Editor's Note: After DNAinfo New York published an earlier version of this story, CB12 said the meeting date had been pushed back by developers from Dec. 19 to Jan. 23, 2017. 

WASHINGTON HEIGHTS — After a year and half of declining to share their plans with the community, the private development company overseeing the long-delayed renovations to the George Washington Bridge Terminal plans to hold a public hearing — but the board organizing the hearing isn't sure there will be time for public questions not submitted in advance.

George Washington Bridge Redevelopment Venture LLC — which is working with the Port Authority — had agreed to come before Community Board 12 on the Monday before Christmas, after not speaking to the public since a 2014 public hearing. But after DNAinfo New York contacted the developer, they postponed the meeting date to January, pending a walkthrough of the space with selected board members and elected officials. 

The developers have blown several deadlines for the project, which was originally announced in 2008, at which time it was slated to be completed by mid-May 2015, and small businesses slated to open inside the terminal say they have been stonewalling them and driving up costs.

Shah Ally, Chairman of Community Board 12, said he originally reached out to several community members with a vested interest in the project, including several small business owners frustrated with the pace of construction and what they called red tape from the Port Authority and developers, and asked these residents to submit questions ahead of time.

He said he gave George Washington Bridge Redevelopment Venture LLC the questions ahead of time to allow them to draft a presentation targeting those concerns. But after the developers rescheduled the meeting, Ally said the board will resubmit new questions to fully get a scope of the project and "know what they're talking about."

“My goal is to maximize the amount of time we have,” Ally said, adding that although the presentation is scheduled for an hour, he will try to allow a few minutes for residents to ask further questions.

The developer also agreed to provide “written responses” to questions they can’t answer during the meeting on a later date, Ally said. “That’s a low stressful way of them communicating to us without the emotion of this project,” he said.  

Ally said he repeatedly requested the developers be more forthcoming with the community throughout the process. But in the time since he became chair earlier this year, the developer had not once reached out to update the board on their construction timeline, he said.

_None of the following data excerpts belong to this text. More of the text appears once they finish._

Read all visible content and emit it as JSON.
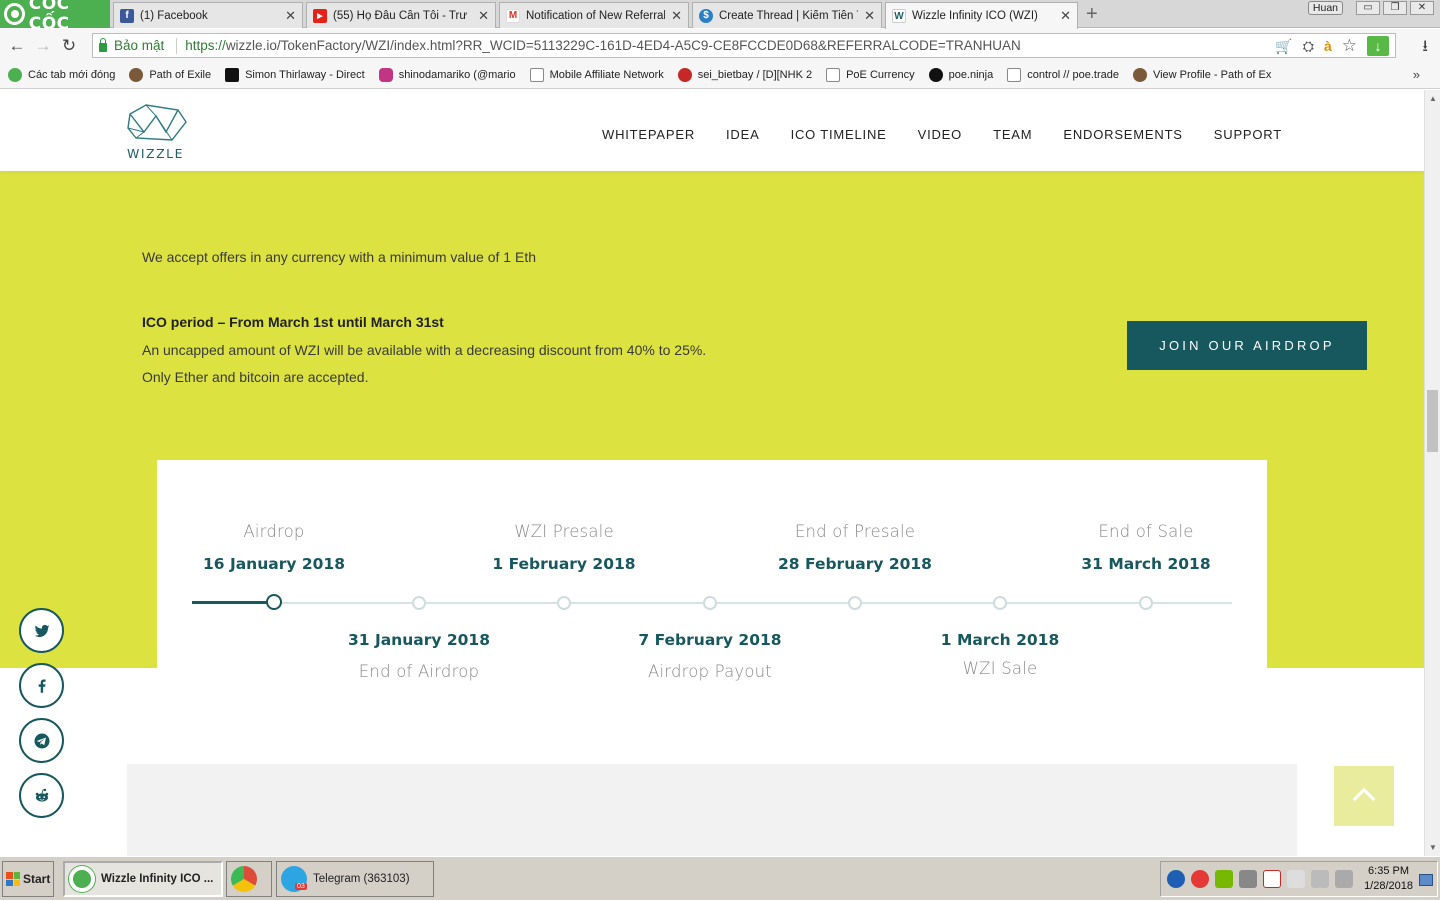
{
  "browser": {
    "brand": "CỐC CỐC",
    "tabs": [
      {
        "title": "(1) Facebook",
        "color": "#3b5998",
        "glyph": "f"
      },
      {
        "title": "(55) Họ Đâu Cần Tôi - Trư",
        "color": "#e62117",
        "glyph": "▶"
      },
      {
        "title": "Notification of New Referral",
        "color": "#d93025",
        "glyph": "M"
      },
      {
        "title": "Create Thread | Kiếm Tiền Trê",
        "color": "#2a7fc5",
        "glyph": "$"
      },
      {
        "title": "Wizzle Infinity ICO (WZI)",
        "color": "#1d5f66",
        "glyph": "W"
      }
    ],
    "new_tab": "+",
    "user": "Huan",
    "win_buttons": [
      "▭",
      "❐",
      "✕"
    ],
    "tab_close": "✕",
    "nav": {
      "back": "←",
      "forward": "→",
      "reload": "↻"
    },
    "secure_label": "Bảo mật",
    "url_scheme": "https://",
    "url_rest": "wizzle.io/TokenFactory/WZI/index.html?RR_WCID=5113229C-161D-4ED4-A5C9-CE8FCCDE0D68&REFERRALCODE=TRANHUAN",
    "omni_icons": {
      "cart": "🛒",
      "translate": "⛭",
      "lang": "à",
      "star": "☆",
      "download": "↓"
    },
    "download_arrow": "⭳",
    "bookmarks": [
      {
        "label": "Các tab mới đóng",
        "color": "#4caf50"
      },
      {
        "label": "Path of Exile",
        "color": "#7a5a3a"
      },
      {
        "label": "Simon Thirlaway - Direct",
        "color": "#111111"
      },
      {
        "label": "shinodamariko (@mario",
        "color": "#c13584"
      },
      {
        "label": "Mobile Affiliate Network",
        "color": "#eeeeee"
      },
      {
        "label": "sei_bietbay / [D][NHK 2",
        "color": "#c62828"
      },
      {
        "label": "PoE Currency",
        "color": "#eeeeee"
      },
      {
        "label": "poe.ninja",
        "color": "#111111"
      },
      {
        "label": "control // poe.trade",
        "color": "#eeeeee"
      },
      {
        "label": "View Profile - Path of Ex",
        "color": "#7a5a3a"
      }
    ],
    "bookmarks_more": "»"
  },
  "site": {
    "logo_text": "WIZZLE",
    "nav": [
      "WHITEPAPER",
      "IDEA",
      "ICO TIMELINE",
      "VIDEO",
      "TEAM",
      "ENDORSEMENTS",
      "SUPPORT"
    ],
    "offers_line": "We accept offers in any currency with a minimum value of 1 Eth",
    "ico_heading": "ICO period – From March 1st until March 31st",
    "ico_line1": "An uncapped amount of WZI will be available with a decreasing discount from 40% to 25%.",
    "ico_line2": "Only Ether and bitcoin are accepted.",
    "airdrop_button": "JOIN OUR AIRDROP",
    "timeline_top": [
      {
        "label": "Airdrop",
        "date": "16 January 2018"
      },
      {
        "label": "WZI Presale",
        "date": "1 February 2018"
      },
      {
        "label": "End of Presale",
        "date": "28 February 2018"
      },
      {
        "label": "End of Sale",
        "date": "31 March 2018"
      }
    ],
    "timeline_bottom": [
      {
        "date": "31 January 2018",
        "label": "End of Airdrop"
      },
      {
        "date": "7 February 2018",
        "label": "Airdrop Payout"
      },
      {
        "date": "1 March 2018",
        "label": "WZI Sale"
      }
    ],
    "colors": {
      "lime": "#dce240",
      "teal": "#17575e"
    },
    "social": [
      "twitter-icon",
      "facebook-icon",
      "telegram-icon",
      "reddit-icon"
    ]
  },
  "taskbar": {
    "start": "Start",
    "tasks": [
      {
        "title": "Wizzle Infinity ICO ...",
        "color": "#4caf50"
      },
      {
        "title": "",
        "color": "#dd4b39"
      },
      {
        "title": "Telegram (363103)",
        "color": "#2ca5e0"
      }
    ],
    "telegram_badge": "03",
    "clock_time": "6:35 PM",
    "clock_date": "1/28/2018"
  }
}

“We’ve been wanting them to come in for a long time,” Ally said. “It was just a matter of when will they come in, will it be enough time… I wanted to get something before the year is over.”  

Ally said although he wanted to coordinate a time during the transportation committee meeting or the business development meeting, the developer wasn’t available.

They had to schedule the meeting during CB12's executive committee meeting, which doesn’t include time for public open commenting.

Ally said some of the questions submitted so far included general concerns on the project’s timeline, when the terminal is expected to wrap up, and whether the businesses inside the terminal will open simultaneously or one at a time.

In addition, he said, the developer has been asked to address the status of the contracts with small businesses, who told DNAinfo previously that the developer was bogging down their site plans with red tape along with battles over construction companies and costs.

The small business owners said they’re looking forward to the meeting and hope the community comes forward to pressure the developers into sticking to their word. 

"We want assurance — in writing or promise — that small businesses will have a non-union construction. That the only way we could all afford to be tenants," said small business owner, Luis Perez, 

The meeting will be held on Monday, Jan. 23 at at 7 p.m. at the CB 12 offices on 530 West 166th Street.